As JoJo reached a dead end, the snow ruffled and it emerged with a cat eating a puppy.
"Noooo! The puppy!" the two sisters whimpered at the same time.
Someone just whistled at Jonathan. "That wasn't me." Yang said.
3 people are charging at Jonathan, one was holding a knife. "Is he gonna win this one?" Blake asked in skepticism. "Of course he will! And I know the reason why." Ruby folded her arms. "And what would that be?"
"Heroes always win!"
WBY groaned at the leader's naivety.
The demented one appeared to stab JoJo in the gut causing the team to gasp. The demented man expressed surprise as JoJo caught the knife barehanded. "Is he insane?!" Weiss stood up.
"Heh, doesn't matter. I'll just pull it and you'll lose your fingers, you'll never be able to wank ever again."
"Try it then! The moment you pull, my foot will drive to your groin so hard your sex organ will change! I'm fighting for my family, the ability to wank is a small price to pay for my father's recovery, I doubt your resolve is bigger than mine!"
The long haired moron leapt to which Jonathan knocked both of them one hit each. "Woo! See? He is stronger than ever!" Ruby said as Yang hollered "It sent them flying!"
"The last guy seemed special." Blake mumbled as the thug called Jonathan and showed him his bladed Kung Lao hat.
"AWESOME! I WANT ONE!" Ruby squealed as the hat flew around Speedwagon. Blake rolled her eyes "Wow, how to catch someone by surprise with your concealed weapon, Step 1: Reveal your concealed weapon and show off."
JoJo just stood his ground and blocked. The thug claimed that he will wi- JoJo kicked the knife as the thug threw the hat that got his aim off. It grinded on to Jonathan's bone, causing the team to wince, as the thug laughed in victory and told him that he wins.

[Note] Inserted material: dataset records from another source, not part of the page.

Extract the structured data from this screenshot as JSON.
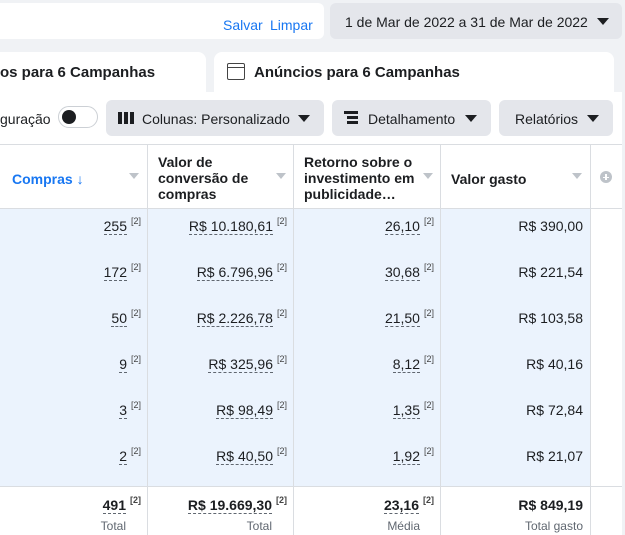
{
  "header": {
    "save_label": "Salvar",
    "clear_label": "Limpar",
    "date_range": "1 de Mar de 2022 a 31 de Mar de 2022"
  },
  "tabs": {
    "campaigns_label": "os para 6 Campanhas",
    "ads_label": "Anúncios para 6 Campanhas"
  },
  "toolbar": {
    "configuration_label": "guração",
    "columns_label": "Colunas: Personalizado",
    "breakdown_label": "Detalhamento",
    "reports_label": "Relatórios"
  },
  "table": {
    "columns": [
      "Compras ↓",
      "Valor de conversão de compras",
      "Retorno sobre o investimento em publicidade…",
      "Valor gasto"
    ],
    "header_lines": {
      "conversion": [
        "Valor de",
        "conversão de",
        "compras"
      ],
      "roas": [
        "Retorno sobre o",
        "investimento em",
        "publicidade…"
      ]
    },
    "superscript": "[2]",
    "rows": [
      {
        "purchases": "255",
        "conversion_value": "R$ 10.180,61",
        "roas": "26,10",
        "spent": "R$ 390,00"
      },
      {
        "purchases": "172",
        "conversion_value": "R$ 6.796,96",
        "roas": "30,68",
        "spent": "R$ 221,54"
      },
      {
        "purchases": "50",
        "conversion_value": "R$ 2.226,78",
        "roas": "21,50",
        "spent": "R$ 103,58"
      },
      {
        "purchases": "9",
        "conversion_value": "R$ 325,96",
        "roas": "8,12",
        "spent": "R$ 40,16"
      },
      {
        "purchases": "3",
        "conversion_value": "R$ 98,49",
        "roas": "1,35",
        "spent": "R$ 72,84"
      },
      {
        "purchases": "2",
        "conversion_value": "R$ 40,50",
        "roas": "1,92",
        "spent": "R$ 21,07"
      }
    ],
    "totals": {
      "purchases": "491",
      "purchases_caption": "Total",
      "conversion_value": "R$ 19.669,30",
      "conversion_caption": "Total",
      "roas": "23,16",
      "roas_caption": "Média",
      "spent": "R$ 849,19",
      "spent_caption": "Total gasto"
    }
  },
  "colors": {
    "accent": "#1877f2",
    "row_highlight": "#ebf3fd",
    "button_bg": "#e4e6eb"
  }
}
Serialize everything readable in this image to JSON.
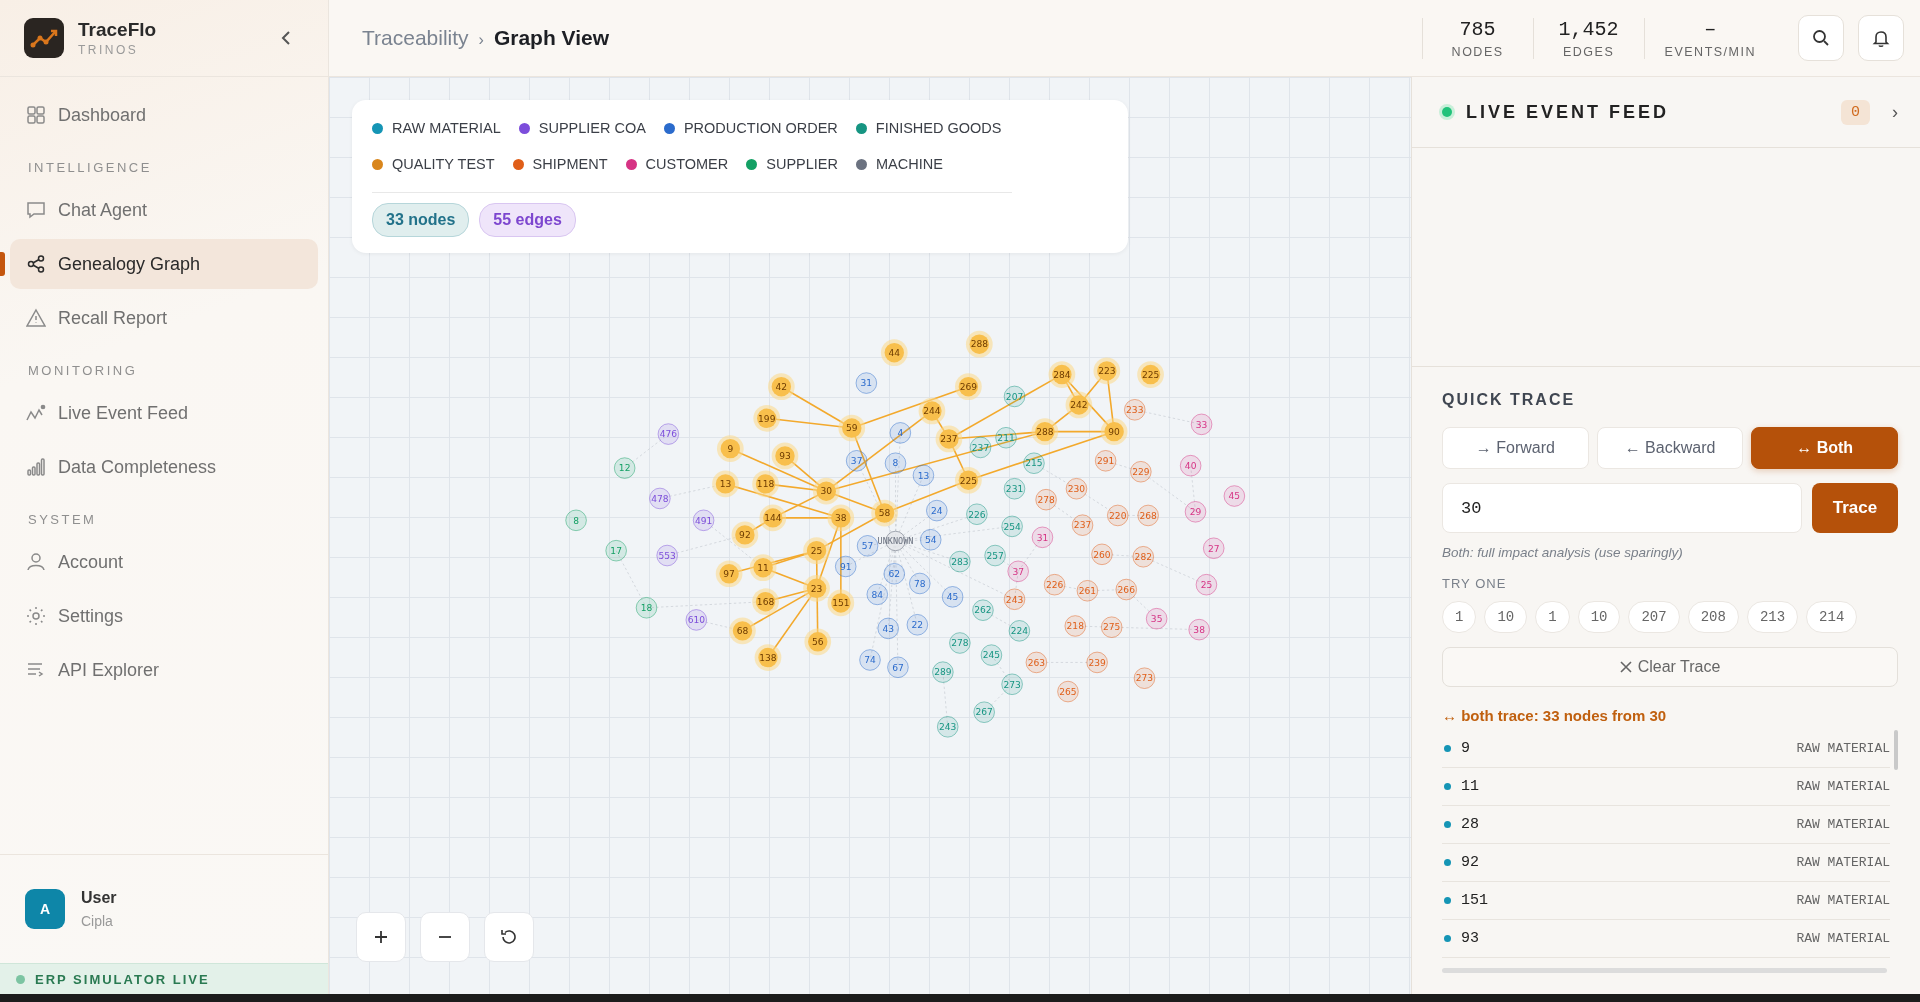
{
  "sidebar": {
    "brand": {
      "name": "TraceFlo",
      "subtitle": "TRINOS"
    },
    "sections": [
      {
        "items": [
          {
            "label": "Dashboard",
            "selected": false
          }
        ]
      },
      {
        "heading": "INTELLIGENCE",
        "items": [
          {
            "label": "Chat Agent",
            "selected": false
          },
          {
            "label": "Genealogy Graph",
            "selected": true
          },
          {
            "label": "Recall Report",
            "selected": false
          }
        ]
      },
      {
        "heading": "MONITORING",
        "items": [
          {
            "label": "Live Event Feed",
            "selected": false
          },
          {
            "label": "Data Completeness",
            "selected": false
          }
        ]
      },
      {
        "heading": "SYSTEM",
        "items": [
          {
            "label": "Account",
            "selected": false
          },
          {
            "label": "Settings",
            "selected": false
          },
          {
            "label": "API Explorer",
            "selected": false
          }
        ]
      }
    ],
    "user": {
      "initial": "A",
      "name": "User",
      "org": "Cipla"
    },
    "status": {
      "label": "ERP SIMULATOR LIVE",
      "live": true
    }
  },
  "header": {
    "breadcrumb": [
      "Traceability",
      "Graph View"
    ],
    "separator": "›",
    "stats": [
      {
        "value": "785",
        "label": "NODES"
      },
      {
        "value": "1,452",
        "label": "EDGES"
      },
      {
        "value": "–",
        "label": "EVENTS/MIN"
      }
    ]
  },
  "legend": {
    "items": [
      {
        "kind": "raw_material",
        "label": "RAW MATERIAL",
        "color": "#1595b5"
      },
      {
        "kind": "supplier_coa",
        "label": "SUPPLIER COA",
        "color": "#7c4ddb"
      },
      {
        "kind": "production_order",
        "label": "PRODUCTION ORDER",
        "color": "#2b6bcc"
      },
      {
        "kind": "finished_goods",
        "label": "FINISHED GOODS",
        "color": "#169582"
      },
      {
        "kind": "quality_test",
        "label": "QUALITY TEST",
        "color": "#d9861c"
      },
      {
        "kind": "shipment",
        "label": "SHIPMENT",
        "color": "#e05e18"
      },
      {
        "kind": "customer",
        "label": "CUSTOMER",
        "color": "#d63384"
      },
      {
        "kind": "supplier",
        "label": "SUPPLIER",
        "color": "#13a064"
      },
      {
        "kind": "machine",
        "label": "MACHINE",
        "color": "#6b7280"
      }
    ],
    "node_count": "33 nodes",
    "edge_count": "55 edges"
  },
  "graph": {
    "nodes": [
      {
        "label": "44",
        "kind": "raw_material",
        "highlighted": true
      },
      {
        "label": "288",
        "kind": "raw_material",
        "highlighted": true
      },
      {
        "label": "42",
        "kind": "raw_material",
        "highlighted": true
      },
      {
        "label": "199",
        "kind": "raw_material",
        "highlighted": true
      },
      {
        "label": "59",
        "kind": "raw_material",
        "highlighted": true
      },
      {
        "label": "9",
        "kind": "raw_material",
        "highlighted": true
      },
      {
        "label": "93",
        "kind": "raw_material",
        "highlighted": true
      },
      {
        "label": "13",
        "kind": "raw_material",
        "highlighted": true
      },
      {
        "label": "118",
        "kind": "raw_material",
        "highlighted": true
      },
      {
        "label": "30",
        "kind": "raw_material",
        "highlighted": true
      },
      {
        "label": "144",
        "kind": "raw_material",
        "highlighted": true
      },
      {
        "label": "38",
        "kind": "raw_material",
        "highlighted": true
      },
      {
        "label": "58",
        "kind": "raw_material",
        "highlighted": true
      },
      {
        "label": "92",
        "kind": "raw_material",
        "highlighted": true
      },
      {
        "label": "25",
        "kind": "raw_material",
        "highlighted": true
      },
      {
        "label": "97",
        "kind": "raw_material",
        "highlighted": true
      },
      {
        "label": "11",
        "kind": "raw_material",
        "highlighted": true
      },
      {
        "label": "23",
        "kind": "raw_material",
        "highlighted": true
      },
      {
        "label": "168",
        "kind": "raw_material",
        "highlighted": true
      },
      {
        "label": "151",
        "kind": "raw_material",
        "highlighted": true
      },
      {
        "label": "68",
        "kind": "raw_material",
        "highlighted": true
      },
      {
        "label": "56",
        "kind": "raw_material",
        "highlighted": true
      },
      {
        "label": "138",
        "kind": "raw_material",
        "highlighted": true
      },
      {
        "label": "269",
        "kind": "raw_material",
        "highlighted": true
      },
      {
        "label": "284",
        "kind": "raw_material",
        "highlighted": true
      },
      {
        "label": "223",
        "kind": "raw_material",
        "highlighted": true
      },
      {
        "label": "225",
        "kind": "raw_material",
        "highlighted": true
      },
      {
        "label": "244",
        "kind": "raw_material",
        "highlighted": true
      },
      {
        "label": "242",
        "kind": "raw_material",
        "highlighted": true
      },
      {
        "label": "237",
        "kind": "raw_material",
        "highlighted": true
      },
      {
        "label": "288",
        "kind": "raw_material",
        "highlighted": true
      },
      {
        "label": "90",
        "kind": "raw_material",
        "highlighted": true
      },
      {
        "label": "225",
        "kind": "raw_material",
        "highlighted": true
      },
      {
        "label": "31",
        "kind": "production_order",
        "highlighted": false
      },
      {
        "label": "476",
        "kind": "supplier_coa",
        "highlighted": false
      },
      {
        "label": "12",
        "kind": "supplier",
        "highlighted": false
      },
      {
        "label": "478",
        "kind": "supplier_coa",
        "highlighted": false
      },
      {
        "label": "8",
        "kind": "supplier",
        "highlighted": false
      },
      {
        "label": "491",
        "kind": "supplier_coa",
        "highlighted": false
      },
      {
        "label": "17",
        "kind": "supplier",
        "highlighted": false
      },
      {
        "label": "553",
        "kind": "supplier_coa",
        "highlighted": false
      },
      {
        "label": "18",
        "kind": "supplier",
        "highlighted": false
      },
      {
        "label": "610",
        "kind": "supplier_coa",
        "highlighted": false
      },
      {
        "label": "37",
        "kind": "production_order",
        "highlighted": false
      },
      {
        "label": "57",
        "kind": "production_order",
        "highlighted": false
      },
      {
        "label": "91",
        "kind": "production_order",
        "highlighted": false
      },
      {
        "label": "84",
        "kind": "production_order",
        "highlighted": false
      },
      {
        "label": "43",
        "kind": "production_order",
        "highlighted": false
      },
      {
        "label": "74",
        "kind": "production_order",
        "highlighted": false
      },
      {
        "label": "207",
        "kind": "finished_goods",
        "highlighted": false
      },
      {
        "label": "233",
        "kind": "shipment",
        "highlighted": false
      },
      {
        "label": "4",
        "kind": "production_order",
        "highlighted": false
      },
      {
        "label": "211",
        "kind": "finished_goods",
        "highlighted": false
      },
      {
        "label": "237",
        "kind": "finished_goods",
        "highlighted": false
      },
      {
        "label": "33",
        "kind": "customer",
        "highlighted": false
      },
      {
        "label": "8",
        "kind": "production_order",
        "highlighted": false
      },
      {
        "label": "13",
        "kind": "production_order",
        "highlighted": false
      },
      {
        "label": "215",
        "kind": "finished_goods",
        "highlighted": false
      },
      {
        "label": "291",
        "kind": "shipment",
        "highlighted": false
      },
      {
        "label": "229",
        "kind": "shipment",
        "highlighted": false
      },
      {
        "label": "40",
        "kind": "customer",
        "highlighted": false
      },
      {
        "label": "231",
        "kind": "finished_goods",
        "highlighted": false
      },
      {
        "label": "230",
        "kind": "shipment",
        "highlighted": false
      },
      {
        "label": "278",
        "kind": "shipment",
        "highlighted": false
      },
      {
        "label": "45",
        "kind": "customer",
        "highlighted": false
      },
      {
        "label": "24",
        "kind": "production_order",
        "highlighted": false
      },
      {
        "label": "226",
        "kind": "finished_goods",
        "highlighted": false
      },
      {
        "label": "237",
        "kind": "shipment",
        "highlighted": false
      },
      {
        "label": "220",
        "kind": "shipment",
        "highlighted": false
      },
      {
        "label": "268",
        "kind": "shipment",
        "highlighted": false
      },
      {
        "label": "29",
        "kind": "customer",
        "highlighted": false
      },
      {
        "label": "254",
        "kind": "finished_goods",
        "highlighted": false
      },
      {
        "label": "UNKNOWN",
        "kind": "machine",
        "highlighted": false
      },
      {
        "label": "54",
        "kind": "production_order",
        "highlighted": false
      },
      {
        "label": "31",
        "kind": "customer",
        "highlighted": false
      },
      {
        "label": "27",
        "kind": "customer",
        "highlighted": false
      },
      {
        "label": "283",
        "kind": "finished_goods",
        "highlighted": false
      },
      {
        "label": "257",
        "kind": "finished_goods",
        "highlighted": false
      },
      {
        "label": "260",
        "kind": "shipment",
        "highlighted": false
      },
      {
        "label": "282",
        "kind": "shipment",
        "highlighted": false
      },
      {
        "label": "62",
        "kind": "production_order",
        "highlighted": false
      },
      {
        "label": "37",
        "kind": "customer",
        "highlighted": false
      },
      {
        "label": "78",
        "kind": "production_order",
        "highlighted": false
      },
      {
        "label": "226",
        "kind": "shipment",
        "highlighted": false
      },
      {
        "label": "261",
        "kind": "shipment",
        "highlighted": false
      },
      {
        "label": "266",
        "kind": "shipment",
        "highlighted": false
      },
      {
        "label": "25",
        "kind": "customer",
        "highlighted": false
      },
      {
        "label": "45",
        "kind": "production_order",
        "highlighted": false
      },
      {
        "label": "243",
        "kind": "shipment",
        "highlighted": false
      },
      {
        "label": "262",
        "kind": "finished_goods",
        "highlighted": false
      },
      {
        "label": "22",
        "kind": "production_order",
        "highlighted": false
      },
      {
        "label": "224",
        "kind": "finished_goods",
        "highlighted": false
      },
      {
        "label": "218",
        "kind": "shipment",
        "highlighted": false
      },
      {
        "label": "275",
        "kind": "shipment",
        "highlighted": false
      },
      {
        "label": "35",
        "kind": "customer",
        "highlighted": false
      },
      {
        "label": "38",
        "kind": "customer",
        "highlighted": false
      },
      {
        "label": "278",
        "kind": "finished_goods",
        "highlighted": false
      },
      {
        "label": "245",
        "kind": "finished_goods",
        "highlighted": false
      },
      {
        "label": "67",
        "kind": "production_order",
        "highlighted": false
      },
      {
        "label": "289",
        "kind": "finished_goods",
        "highlighted": false
      },
      {
        "label": "263",
        "kind": "shipment",
        "highlighted": false
      },
      {
        "label": "239",
        "kind": "shipment",
        "highlighted": false
      },
      {
        "label": "273",
        "kind": "finished_goods",
        "highlighted": false
      },
      {
        "label": "273",
        "kind": "shipment",
        "highlighted": false
      },
      {
        "label": "265",
        "kind": "shipment",
        "highlighted": false
      },
      {
        "label": "267",
        "kind": "finished_goods",
        "highlighted": false
      },
      {
        "label": "243",
        "kind": "finished_goods",
        "highlighted": false
      }
    ]
  },
  "live_feed": {
    "title": "LIVE EVENT FEED",
    "live": true,
    "count": "0",
    "chevron": "›"
  },
  "quick_trace": {
    "title": "QUICK TRACE",
    "directions": [
      {
        "label": "→ Forward",
        "selected": false
      },
      {
        "label": "← Backward",
        "selected": false
      },
      {
        "label": "↔ Both",
        "selected": true
      }
    ],
    "input": {
      "value": "30"
    },
    "button": "Trace",
    "hint": "Both: full impact analysis (use sparingly)",
    "try_label": "TRY ONE",
    "chips": [
      "1",
      "10",
      "1",
      "10",
      "207",
      "208",
      "213",
      "214"
    ],
    "clear": "Clear Trace",
    "summary": "↔ both trace: 33 nodes from 30",
    "results": [
      {
        "label": "9",
        "type": "RAW MATERIAL",
        "kind": "raw_material"
      },
      {
        "label": "11",
        "type": "RAW MATERIAL",
        "kind": "raw_material"
      },
      {
        "label": "28",
        "type": "RAW MATERIAL",
        "kind": "raw_material"
      },
      {
        "label": "92",
        "type": "RAW MATERIAL",
        "kind": "raw_material"
      },
      {
        "label": "151",
        "type": "RAW MATERIAL",
        "kind": "raw_material"
      },
      {
        "label": "93",
        "type": "RAW MATERIAL",
        "kind": "raw_material"
      }
    ]
  }
}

Jonathan charged through him like a train and launched him 15 feet in to the air with a kick. "You celebrated too soon, dude." Yang chuckled. Speedwagon contemplated about life and that how JoJo's will is unbreakable, earning his admiration.
Things turned bleak as an angry mob appeared with weapons coming for JoJo like he is Shrek or something. "Oh no! Is he going to be- oh it cuts back to the mansion."
Dio expressed shock as the butler told him that JoJo foolishly went to Ogre Street, he smiled, it looks like he didn't have to get his hands dirty after all.
JoJo just nonchalantly stared at the crowd. Devoid of any fear, but as the crowd goes closer.
"STOP! I won't let you hurt that gentleman!"
The blonde thug called out. JoJo and the team gasped in surprise.
"Tell me, buff sir. Strong as a bull you are, I know you held back on that kick. I want to know the reason." he said as he sat up. JoJo did an aristocrat pose "It's true, I could have killed you, but I'm not here to fight, I am here for my father, I won't take you away from your family waiting for you from this dark business."
"S-Such a badass!" Yang cheered. Weiss looked at the Joestar dreamily. Blake smiled at his noble reason while Ruby still wants to see more of the hat lodged in JoJo's arm.
Speedwagon got up thinking how awesome the gentleman is.
"I wanna know the name of him who spared me."
JoJo adjusted his hat "Jonathan... Joestar."
"The music, the everything! So cool! 10 outta 10." Yang said. "But the puppy though..." Ruby whimpered.
"... 9 out of 10."
"So. Can we all agree that Dio is screwed?"
Sorry for the inaccuracy of the dialogues. My friends forced me to make it alittle more... Colorful.